According to Prozorro.Sale, the winner is Trident Geoinvest Ukraine LLC, owned by businessman Gennadii Butkevych.
Trident Geoinvest Ukraine’s bid exceeded the second-highest bid by Professional Engineering Company LLC, owned by Ikram Djavadov (Hr 1.6 billion or 36 million euros), by almost Hr 300 million, and the third-highest bid by DC BC1 LLC, owned by Tomáš Fiala (Hr 1.54 billion or ca. 35 million euros), by Hr 350 million.
The sale of AEROC marks Ukraine’s third online auction for a large-scale privatization asset in the Prozorro.Sale system, following the privatizations of the Ukraine Hotel and UMCC (see Issues 148 and 151 for more detail.
As we wrote earlier, SPFU planned to privatise AEROC, previously owned by sanctioned Russian oligarch Andrei Molchanov. See our Issues 97, 100, 106, and 110 for more detail.
On July 12, the Cabinet added AEROC to the large-scale privatization list. See Issue 140.
According to Ekonomichna Pravda (EP) and PRO-Consulting, AEROC is one of the largest aerated concrete producers in Ukraine. The company owns two plants in Obukhiv and Berezan (Kyiv oblast), which have been idle since July 2022. The capacity of these plants exceeds 1 million cubic meters per year, while total aerated concrete production in Ukraine in 2020 was 4 million cubic meters.
AEROC also has an unfinished plant in Stryi (Lviv oblast), EP added.
The SPFU also said that the winner has 30 working days from the date of the auction to pay the lot price, and the sale and purchase agreement would only be signed after that payment.

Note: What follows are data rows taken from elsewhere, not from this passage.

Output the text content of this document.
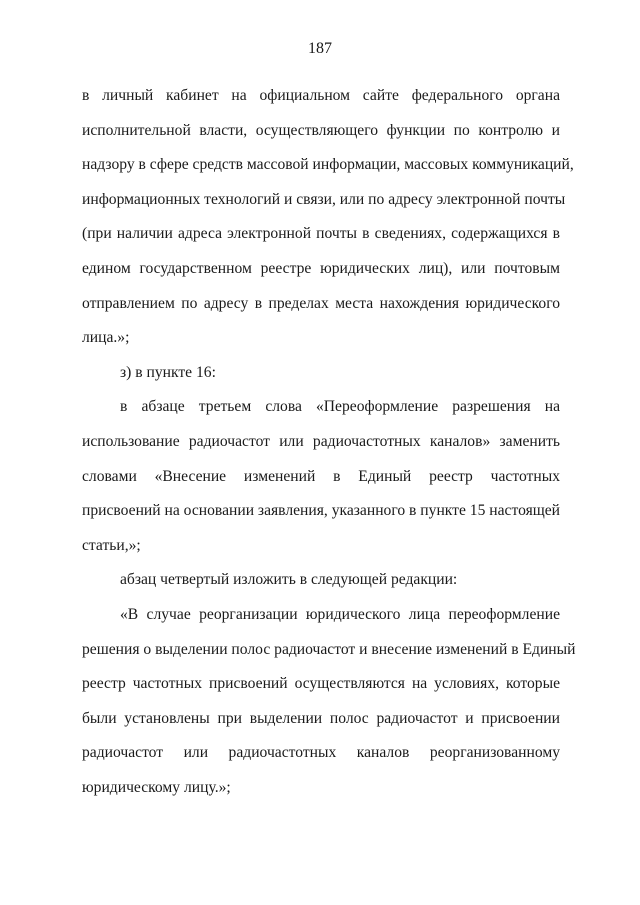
187
в личный кабинет на официальном сайте федерального органа
исполнительной власти, осуществляющего функции по контролю и
надзору в сфере средств массовой информации, массовых коммуникаций,
информационных технологий и связи, или по адресу электронной почты
(при наличии адреса электронной почты в сведениях, содержащихся в
едином государственном реестре юридических лиц), или почтовым
отправлением по адресу в пределах места нахождения юридического
лица.»;
з) в пункте 16:
в абзаце третьем слова «Переоформление разрешения на
использование радиочастот или радиочастотных каналов» заменить
словами «Внесение изменений в Единый реестр частотных
присвоений на основании заявления, указанного в пункте 15 настоящей
статьи,»;
абзац четвертый изложить в следующей редакции:
«В случае реорганизации юридического лица переоформление
решения о выделении полос радиочастот и внесение изменений в Единый
реестр частотных присвоений осуществляются на условиях, которые
были установлены при выделении полос радиочастот и присвоении
радиочастот или радиочастотных каналов реорганизованному
юридическому лицу.»;
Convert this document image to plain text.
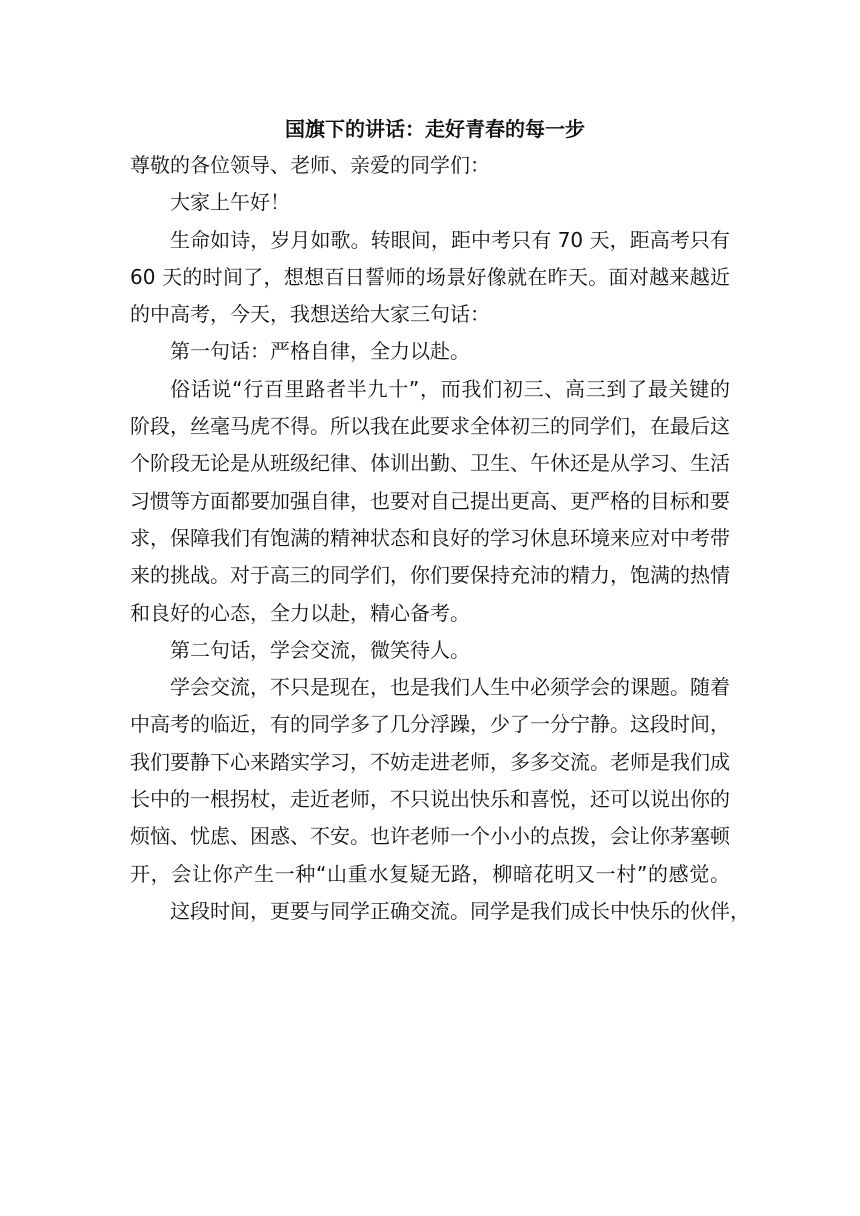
国旗下的讲话：走好青春的每一步

尊敬的各位领导、老师、亲爱的同学们：

大家上午好！

生命如诗，岁月如歌。转眼间，距中考只有 70 天，距高考只有

60 天的时间了，想想百日誓师的场景好像就在昨天。面对越来越近

的中高考，今天，我想送给大家三句话：

第一句话：严格自律，全力以赴。

俗话说“行百里路者半九十”，而我们初三、高三到了最关键的

阶段，丝毫马虎不得。所以我在此要求全体初三的同学们，在最后这

个阶段无论是从班级纪律、体训出勤、卫生、午休还是从学习、生活

习惯等方面都要加强自律，也要对自己提出更高、更严格的目标和要

求，保障我们有饱满的精神状态和良好的学习休息环境来应对中考带

来的挑战。对于高三的同学们，你们要保持充沛的精力，饱满的热情

和良好的心态，全力以赴，精心备考。

第二句话，学会交流，微笑待人。

学会交流，不只是现在，也是我们人生中必须学会的课题。随着

中高考的临近，有的同学多了几分浮躁，少了一分宁静。这段时间，

我们要静下心来踏实学习，不妨走进老师，多多交流。老师是我们成

长中的一根拐杖，走近老师，不只说出快乐和喜悦，还可以说出你的

烦恼、忧虑、困惑、不安。也许老师一个小小的点拨，会让你茅塞顿

开，会让你产生一种“山重水复疑无路，柳暗花明又一村”的感觉。

这段时间，更要与同学正确交流。同学是我们成长中快乐的伙伴，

As of the end of June 2024, the company had wage arrears, budget arrears, and overdue accounts payable. The total amount of debt is more than Hr 110.8 million (2.5 million euros at the average exchange rate at the time), which the new owner also must repay. The new owner is also obliged to maintain the company’s core business and may not lay out employees for six months, the SPFU added.
[Trident Geoinvest Ukraine LLC is a part of Butkevych’s BGV Group Management.
“AEROС’s newly acquired plants would complement the group’s strategic directions, which the company aims to actively expand in the upcoming years. BGV’s investments are centered around energy, infrastructure development and restoration, and general development.
The group’s flagship company, BGV Development, is constructing five commercial and residential real estate projects in Zhytomyr and Kyiv,” BGV Group said.
The group added that Trident Geoinvest Ukraine LLC would maintain the business’s core operations and settle all debt obligations, totalling Hr 110.8 million, within six months. The company plans to develop the enterprise under a new brand in the future.
Gennadii Butkevych is also a co-owner of ATB-Market, Ukraine’s largest supermarket chain measured by number of stores. He is also an owner and president of the Polissia football club.